En France, L’ANSSI, l’Agence nationale de la sécurité des systèmes d’information, est chargée de la mise en œuvre de la NIS 2.
DORA, un règlement spécifique au secteur financier
L’UE a mis en place une règlementation spécifique aux entreprises du secteur financier : le règlement DORA (Digital Operational Resilience Act), également entré en vigueur en janvier 2023. Ce règlement s’appliquera à partir de janvier 2025. Face à la complexification des méthodes utilisées par les pirates informatiques, l’UE a décidé de renforcer la résilience du secteur financier face aux cybermenaces.
DORA vise à harmoniser les directives en matière de cybersécurité dans l’ensemble du secteur financier. Il introduit notamment des exigences en matière de reporting des incidents de sécurité et de tests de pénétration. Ainsi, son objectif est d’améliorer la gestion des risques (cyber-résilience) dans un secteur extrêmement sensible, qui présente un risque cyber élevé.
- Exigences en matière de gestion des risques TIC : DORA impose aux établissements financiers de mettre en place un cadre de gestion des risques liés aux technologies de l’information et de la communication (TIC) couvrant tous les aspects de leurs opérations.
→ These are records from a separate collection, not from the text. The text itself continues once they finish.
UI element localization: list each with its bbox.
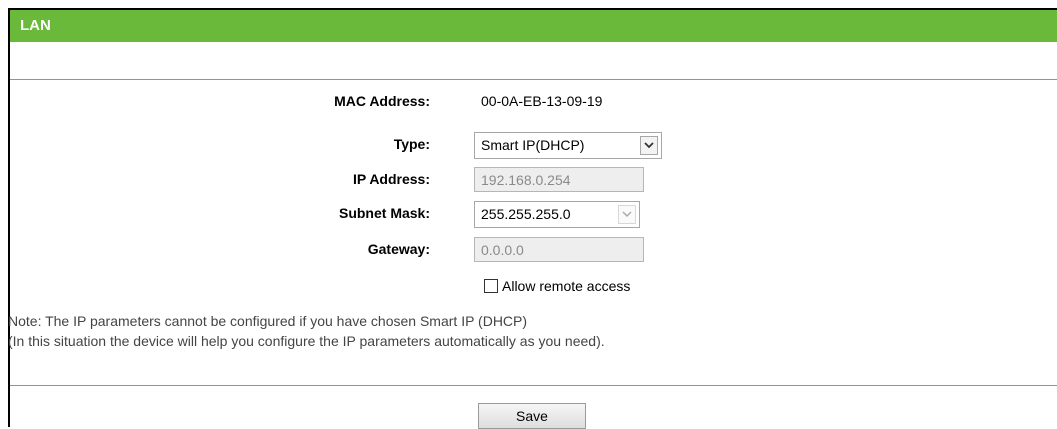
mac-address-label: MAC Address: xyxy=(334,93,430,109)
allow-remote-access-checkbox[interactable] xyxy=(484,279,498,293)
subnet-mask-select[interactable]: 255.255.255.0 xyxy=(474,201,640,228)
save-button[interactable]: Save xyxy=(478,403,586,429)
type-select[interactable]: Smart IP(DHCP) xyxy=(474,132,662,159)
chevron-down-icon[interactable] xyxy=(640,136,658,155)
divider-top xyxy=(10,79,1057,80)
gateway-label: Gateway: xyxy=(367,241,430,257)
type-label: Type: xyxy=(393,136,430,152)
subnet-mask-select-value: 255.255.255.0 xyxy=(481,206,571,222)
ip-address-label: IP Address: xyxy=(352,171,430,187)
divider-bottom xyxy=(10,385,1057,386)
gateway-field[interactable]: 0.0.0.0 xyxy=(474,237,644,262)
subnet-mask-label: Subnet Mask: xyxy=(338,205,430,221)
allow-remote-access-label[interactable]: Allow remote access xyxy=(502,278,630,294)
note-line-2: (In this situation the device will help … xyxy=(8,333,605,349)
panel-title: LAN xyxy=(20,17,51,34)
type-select-value: Smart IP(DHCP) xyxy=(481,137,585,153)
mac-address-value: 00-0A-EB-13-09-19 xyxy=(481,93,603,109)
ip-address-field[interactable]: 192.168.0.254 xyxy=(474,167,644,192)
chevron-down-icon[interactable] xyxy=(618,205,636,224)
note-line-1: Note: The IP parameters cannot be config… xyxy=(8,313,528,329)
panel-header: LAN xyxy=(10,10,1057,42)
- Tests de résilience opérationnelle : Les entreprises devront réaliser des tests réguliers pour évaluer leur capacité à résister aux perturbations et aux cyberattaques, y compris des tests de pénétration et des simulations de crise.
- Gestion des risques liés aux tiers : DORA met l’accent sur la gestion des risques liés aux prestataires tiers de services TIC, qui sont de plus en plus utilisés par les établissements financiers.
- Reporting des incidents : Les entreprises devront signaler les incidents de sécurité majeurs aux autorités compétentes dans les délais impartis.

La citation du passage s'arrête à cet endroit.